Day 615, March 9, 2022
Just Keep Swimming
A March storm, similar to one 23 years ago, and similar to one 27 years ago. The roads are slippery and sidewalks un-shoveled. It is like we forget about winter, and what ensues is madness. Too many cars sliding off the road, ineffective plows pacing the highways, and pedestrians stepping out into the evening with little warning. Most of the way home I am stuck in a line of cars following a cautious tractor trailer and it is good. It keeps us all at a sedate and stately pace. It slows our racing minds, our accelerating hearts. Eventually, two towns later, the truck pulls over and lets us pass. After two cars turn off towards Montague Center, I am now leading the caravan and try to check my speed. My road is coming up and I turn on the blinker early, start to slow at the mailbox before the street sign. As a teen, I practiced careening down the snow covered driveway in the family station wagon, eventually perfecting the fishtail glide so well that I slid into the boulders lining the flower garden. I’m more cautious now, my street unplowed, and deep with a quiet smoothness. The snow is deep enough that the undercarriage of my car skims little corrugations into the surface.
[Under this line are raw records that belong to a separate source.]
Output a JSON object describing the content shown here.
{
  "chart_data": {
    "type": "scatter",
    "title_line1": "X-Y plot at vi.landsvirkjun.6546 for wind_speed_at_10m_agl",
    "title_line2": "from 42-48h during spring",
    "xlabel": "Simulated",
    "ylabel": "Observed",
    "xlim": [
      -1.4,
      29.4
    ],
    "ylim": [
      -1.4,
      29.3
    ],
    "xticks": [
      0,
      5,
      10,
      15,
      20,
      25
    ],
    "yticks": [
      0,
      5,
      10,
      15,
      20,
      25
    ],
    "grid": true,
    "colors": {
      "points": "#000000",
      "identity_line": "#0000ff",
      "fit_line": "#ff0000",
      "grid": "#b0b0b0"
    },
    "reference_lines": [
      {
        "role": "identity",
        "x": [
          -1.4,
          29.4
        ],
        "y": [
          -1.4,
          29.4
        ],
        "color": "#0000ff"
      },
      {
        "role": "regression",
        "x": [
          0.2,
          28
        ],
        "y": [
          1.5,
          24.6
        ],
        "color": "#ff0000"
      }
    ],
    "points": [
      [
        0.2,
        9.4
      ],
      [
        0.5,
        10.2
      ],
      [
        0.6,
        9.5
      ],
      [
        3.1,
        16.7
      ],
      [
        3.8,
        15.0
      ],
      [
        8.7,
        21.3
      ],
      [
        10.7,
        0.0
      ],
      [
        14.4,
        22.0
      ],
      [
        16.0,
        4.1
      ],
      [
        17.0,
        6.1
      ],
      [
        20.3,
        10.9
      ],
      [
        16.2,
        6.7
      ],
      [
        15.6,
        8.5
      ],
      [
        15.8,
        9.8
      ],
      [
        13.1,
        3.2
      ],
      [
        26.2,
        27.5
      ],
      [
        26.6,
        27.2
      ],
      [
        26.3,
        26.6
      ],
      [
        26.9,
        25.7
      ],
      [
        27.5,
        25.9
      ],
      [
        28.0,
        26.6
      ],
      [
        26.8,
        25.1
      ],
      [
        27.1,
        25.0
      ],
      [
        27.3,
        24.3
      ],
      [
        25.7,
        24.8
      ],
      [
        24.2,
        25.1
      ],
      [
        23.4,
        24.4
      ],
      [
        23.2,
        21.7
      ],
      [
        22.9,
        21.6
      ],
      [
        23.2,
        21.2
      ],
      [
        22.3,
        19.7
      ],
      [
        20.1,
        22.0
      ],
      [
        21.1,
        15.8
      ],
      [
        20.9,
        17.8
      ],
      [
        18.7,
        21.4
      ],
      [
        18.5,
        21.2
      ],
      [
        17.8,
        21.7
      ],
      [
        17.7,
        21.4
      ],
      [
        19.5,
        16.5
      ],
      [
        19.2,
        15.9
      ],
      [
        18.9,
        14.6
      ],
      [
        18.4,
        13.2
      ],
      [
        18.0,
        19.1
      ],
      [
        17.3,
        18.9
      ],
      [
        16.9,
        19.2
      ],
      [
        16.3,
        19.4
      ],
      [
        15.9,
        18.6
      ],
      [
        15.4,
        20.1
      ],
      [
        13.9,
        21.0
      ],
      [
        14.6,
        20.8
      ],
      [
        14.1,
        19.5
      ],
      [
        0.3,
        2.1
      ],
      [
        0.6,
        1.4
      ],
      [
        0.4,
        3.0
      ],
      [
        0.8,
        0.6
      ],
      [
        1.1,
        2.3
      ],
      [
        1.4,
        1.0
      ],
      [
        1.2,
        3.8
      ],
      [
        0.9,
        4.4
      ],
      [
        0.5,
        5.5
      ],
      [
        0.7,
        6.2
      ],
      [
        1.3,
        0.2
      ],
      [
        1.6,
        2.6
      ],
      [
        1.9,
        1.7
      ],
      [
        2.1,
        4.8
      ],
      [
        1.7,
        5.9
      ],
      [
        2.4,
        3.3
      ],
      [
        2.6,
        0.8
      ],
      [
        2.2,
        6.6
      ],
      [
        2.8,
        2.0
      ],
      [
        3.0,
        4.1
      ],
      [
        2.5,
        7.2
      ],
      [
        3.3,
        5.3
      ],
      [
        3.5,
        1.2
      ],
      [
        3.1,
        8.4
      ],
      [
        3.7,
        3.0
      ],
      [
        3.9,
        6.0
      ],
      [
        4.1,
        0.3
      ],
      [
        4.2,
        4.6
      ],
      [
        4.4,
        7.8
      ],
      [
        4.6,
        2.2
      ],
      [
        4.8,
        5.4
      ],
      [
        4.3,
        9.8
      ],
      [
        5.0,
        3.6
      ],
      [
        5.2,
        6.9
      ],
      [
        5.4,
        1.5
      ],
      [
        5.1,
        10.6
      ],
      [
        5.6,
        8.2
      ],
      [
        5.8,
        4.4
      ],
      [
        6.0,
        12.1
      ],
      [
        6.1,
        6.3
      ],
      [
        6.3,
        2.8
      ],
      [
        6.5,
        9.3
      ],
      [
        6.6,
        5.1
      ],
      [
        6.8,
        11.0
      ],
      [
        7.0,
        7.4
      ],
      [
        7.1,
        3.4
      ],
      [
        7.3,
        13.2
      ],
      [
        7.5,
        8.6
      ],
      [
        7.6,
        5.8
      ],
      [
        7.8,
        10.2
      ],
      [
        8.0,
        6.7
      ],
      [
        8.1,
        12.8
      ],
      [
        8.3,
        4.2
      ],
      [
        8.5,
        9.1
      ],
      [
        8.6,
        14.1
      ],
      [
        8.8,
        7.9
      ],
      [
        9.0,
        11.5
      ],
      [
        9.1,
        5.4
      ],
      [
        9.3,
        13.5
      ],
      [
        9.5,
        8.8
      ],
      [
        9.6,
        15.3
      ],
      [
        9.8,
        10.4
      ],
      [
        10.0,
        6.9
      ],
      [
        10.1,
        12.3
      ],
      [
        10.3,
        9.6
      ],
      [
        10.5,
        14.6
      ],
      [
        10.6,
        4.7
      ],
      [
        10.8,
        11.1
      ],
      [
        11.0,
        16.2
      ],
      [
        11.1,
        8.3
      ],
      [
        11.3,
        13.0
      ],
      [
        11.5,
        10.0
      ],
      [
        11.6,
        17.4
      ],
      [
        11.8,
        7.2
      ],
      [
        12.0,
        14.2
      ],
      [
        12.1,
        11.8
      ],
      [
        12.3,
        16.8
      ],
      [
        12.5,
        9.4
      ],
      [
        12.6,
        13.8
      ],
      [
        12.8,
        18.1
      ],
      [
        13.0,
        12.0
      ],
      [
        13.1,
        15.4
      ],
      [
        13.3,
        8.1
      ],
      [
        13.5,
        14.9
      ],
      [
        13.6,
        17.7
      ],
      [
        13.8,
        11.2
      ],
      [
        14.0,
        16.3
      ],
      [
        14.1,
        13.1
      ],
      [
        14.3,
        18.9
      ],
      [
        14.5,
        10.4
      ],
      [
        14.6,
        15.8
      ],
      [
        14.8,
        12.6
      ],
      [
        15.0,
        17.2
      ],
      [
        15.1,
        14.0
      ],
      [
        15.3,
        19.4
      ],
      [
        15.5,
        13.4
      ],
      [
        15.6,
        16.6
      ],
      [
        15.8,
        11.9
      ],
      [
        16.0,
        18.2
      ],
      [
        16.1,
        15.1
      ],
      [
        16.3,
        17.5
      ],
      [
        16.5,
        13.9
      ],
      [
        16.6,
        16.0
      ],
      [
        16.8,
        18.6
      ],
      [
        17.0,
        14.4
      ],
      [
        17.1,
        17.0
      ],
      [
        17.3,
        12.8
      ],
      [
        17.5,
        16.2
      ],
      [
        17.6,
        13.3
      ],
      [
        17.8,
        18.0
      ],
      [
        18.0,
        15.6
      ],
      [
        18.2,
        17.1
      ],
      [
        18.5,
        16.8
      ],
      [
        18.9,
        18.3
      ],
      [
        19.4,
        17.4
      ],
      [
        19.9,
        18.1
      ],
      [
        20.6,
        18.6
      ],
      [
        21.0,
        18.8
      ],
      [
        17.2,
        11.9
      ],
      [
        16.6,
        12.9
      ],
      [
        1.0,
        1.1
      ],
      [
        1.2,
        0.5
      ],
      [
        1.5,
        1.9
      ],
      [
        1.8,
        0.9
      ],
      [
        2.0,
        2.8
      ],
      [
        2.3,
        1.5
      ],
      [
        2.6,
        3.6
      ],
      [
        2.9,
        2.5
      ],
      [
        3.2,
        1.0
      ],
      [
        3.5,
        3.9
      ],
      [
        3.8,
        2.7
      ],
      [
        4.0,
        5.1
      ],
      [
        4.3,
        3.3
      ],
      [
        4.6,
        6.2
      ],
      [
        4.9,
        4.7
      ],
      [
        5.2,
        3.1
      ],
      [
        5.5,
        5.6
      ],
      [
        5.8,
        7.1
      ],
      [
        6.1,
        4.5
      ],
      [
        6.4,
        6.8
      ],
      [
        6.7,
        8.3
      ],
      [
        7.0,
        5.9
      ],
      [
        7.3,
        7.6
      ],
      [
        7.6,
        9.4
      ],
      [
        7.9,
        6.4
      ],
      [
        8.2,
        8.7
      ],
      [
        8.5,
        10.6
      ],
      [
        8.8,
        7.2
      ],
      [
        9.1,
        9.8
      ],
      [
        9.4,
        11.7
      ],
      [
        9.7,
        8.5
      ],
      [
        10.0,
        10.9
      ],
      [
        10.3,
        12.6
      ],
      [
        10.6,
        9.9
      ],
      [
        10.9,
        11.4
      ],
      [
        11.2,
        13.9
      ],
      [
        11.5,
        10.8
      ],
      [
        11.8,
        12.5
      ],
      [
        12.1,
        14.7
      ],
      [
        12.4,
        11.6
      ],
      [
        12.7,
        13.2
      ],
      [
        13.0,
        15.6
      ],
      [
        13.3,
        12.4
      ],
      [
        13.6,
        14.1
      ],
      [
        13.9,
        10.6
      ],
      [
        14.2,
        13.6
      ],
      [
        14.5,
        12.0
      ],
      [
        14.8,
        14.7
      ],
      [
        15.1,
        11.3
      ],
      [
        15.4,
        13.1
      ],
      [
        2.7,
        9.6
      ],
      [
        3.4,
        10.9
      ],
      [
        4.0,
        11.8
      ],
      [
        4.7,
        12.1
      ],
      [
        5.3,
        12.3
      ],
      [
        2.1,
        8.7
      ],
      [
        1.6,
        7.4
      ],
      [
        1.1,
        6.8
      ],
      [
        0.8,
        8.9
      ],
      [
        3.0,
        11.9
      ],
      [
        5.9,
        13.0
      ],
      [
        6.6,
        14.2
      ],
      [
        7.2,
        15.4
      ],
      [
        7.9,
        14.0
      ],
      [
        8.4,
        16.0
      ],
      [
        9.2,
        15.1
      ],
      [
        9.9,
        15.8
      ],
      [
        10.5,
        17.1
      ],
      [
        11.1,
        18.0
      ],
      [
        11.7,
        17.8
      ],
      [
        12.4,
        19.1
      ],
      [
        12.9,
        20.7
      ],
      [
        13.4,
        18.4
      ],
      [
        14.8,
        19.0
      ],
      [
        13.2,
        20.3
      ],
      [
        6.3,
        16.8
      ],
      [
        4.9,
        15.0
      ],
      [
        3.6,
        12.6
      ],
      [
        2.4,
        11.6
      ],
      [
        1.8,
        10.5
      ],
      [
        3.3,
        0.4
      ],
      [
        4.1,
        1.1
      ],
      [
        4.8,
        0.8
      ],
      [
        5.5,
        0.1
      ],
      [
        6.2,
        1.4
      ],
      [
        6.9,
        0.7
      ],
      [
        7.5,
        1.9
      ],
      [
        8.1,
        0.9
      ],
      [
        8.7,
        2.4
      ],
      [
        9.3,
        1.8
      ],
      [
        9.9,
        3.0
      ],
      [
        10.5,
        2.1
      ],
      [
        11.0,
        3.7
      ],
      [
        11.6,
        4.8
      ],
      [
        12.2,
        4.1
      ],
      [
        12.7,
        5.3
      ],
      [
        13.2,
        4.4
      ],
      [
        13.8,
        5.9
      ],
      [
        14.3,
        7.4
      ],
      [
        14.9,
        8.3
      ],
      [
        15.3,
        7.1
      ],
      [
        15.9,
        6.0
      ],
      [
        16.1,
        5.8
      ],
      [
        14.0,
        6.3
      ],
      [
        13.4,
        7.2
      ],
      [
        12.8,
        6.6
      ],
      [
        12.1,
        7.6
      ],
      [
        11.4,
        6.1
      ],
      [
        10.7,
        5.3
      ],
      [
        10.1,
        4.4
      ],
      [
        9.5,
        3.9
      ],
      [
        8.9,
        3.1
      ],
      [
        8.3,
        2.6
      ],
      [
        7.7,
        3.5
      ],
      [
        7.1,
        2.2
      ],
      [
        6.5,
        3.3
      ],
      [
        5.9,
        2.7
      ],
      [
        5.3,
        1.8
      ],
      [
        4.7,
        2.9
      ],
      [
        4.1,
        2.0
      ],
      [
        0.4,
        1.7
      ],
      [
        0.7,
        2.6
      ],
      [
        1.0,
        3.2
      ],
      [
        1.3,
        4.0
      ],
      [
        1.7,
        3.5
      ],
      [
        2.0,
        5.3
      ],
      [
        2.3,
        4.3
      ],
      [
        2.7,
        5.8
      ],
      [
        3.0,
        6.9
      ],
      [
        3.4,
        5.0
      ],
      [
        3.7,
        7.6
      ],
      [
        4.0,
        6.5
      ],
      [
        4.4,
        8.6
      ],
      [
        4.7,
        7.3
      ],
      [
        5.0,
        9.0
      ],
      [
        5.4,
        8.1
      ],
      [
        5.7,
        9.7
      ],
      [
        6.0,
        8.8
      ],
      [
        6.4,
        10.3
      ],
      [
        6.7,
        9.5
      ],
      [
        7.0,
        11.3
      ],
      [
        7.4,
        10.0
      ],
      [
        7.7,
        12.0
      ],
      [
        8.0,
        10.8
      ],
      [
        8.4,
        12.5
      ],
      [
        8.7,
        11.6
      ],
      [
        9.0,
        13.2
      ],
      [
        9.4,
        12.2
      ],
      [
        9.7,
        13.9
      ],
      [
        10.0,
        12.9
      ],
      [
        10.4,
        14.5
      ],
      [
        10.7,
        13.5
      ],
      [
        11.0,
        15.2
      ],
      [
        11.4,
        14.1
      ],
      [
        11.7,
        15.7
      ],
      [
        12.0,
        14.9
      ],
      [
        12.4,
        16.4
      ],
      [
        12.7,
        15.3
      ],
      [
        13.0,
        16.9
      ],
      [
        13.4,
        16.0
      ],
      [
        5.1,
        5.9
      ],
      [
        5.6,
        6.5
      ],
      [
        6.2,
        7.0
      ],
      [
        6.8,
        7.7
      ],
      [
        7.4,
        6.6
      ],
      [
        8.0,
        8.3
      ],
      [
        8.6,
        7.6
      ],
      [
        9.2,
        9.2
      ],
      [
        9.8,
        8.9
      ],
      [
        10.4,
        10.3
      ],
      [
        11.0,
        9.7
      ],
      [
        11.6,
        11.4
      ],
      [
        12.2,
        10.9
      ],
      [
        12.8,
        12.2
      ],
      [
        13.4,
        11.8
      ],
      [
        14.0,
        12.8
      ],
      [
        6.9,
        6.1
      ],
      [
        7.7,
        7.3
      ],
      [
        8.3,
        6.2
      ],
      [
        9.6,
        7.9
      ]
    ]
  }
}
I take the turn slow and smooth, not touching the brake, letting inertia guide the gas pedal until I drift to the end of the driveway. I shut off the car and it is quiet all around me, the headlights illuminating the woods and the shed. There is a ticking and the sound of vacuum pumps, and then nothing, and if one stayed there long enough, a weighty blanket would press down and blot out even the night.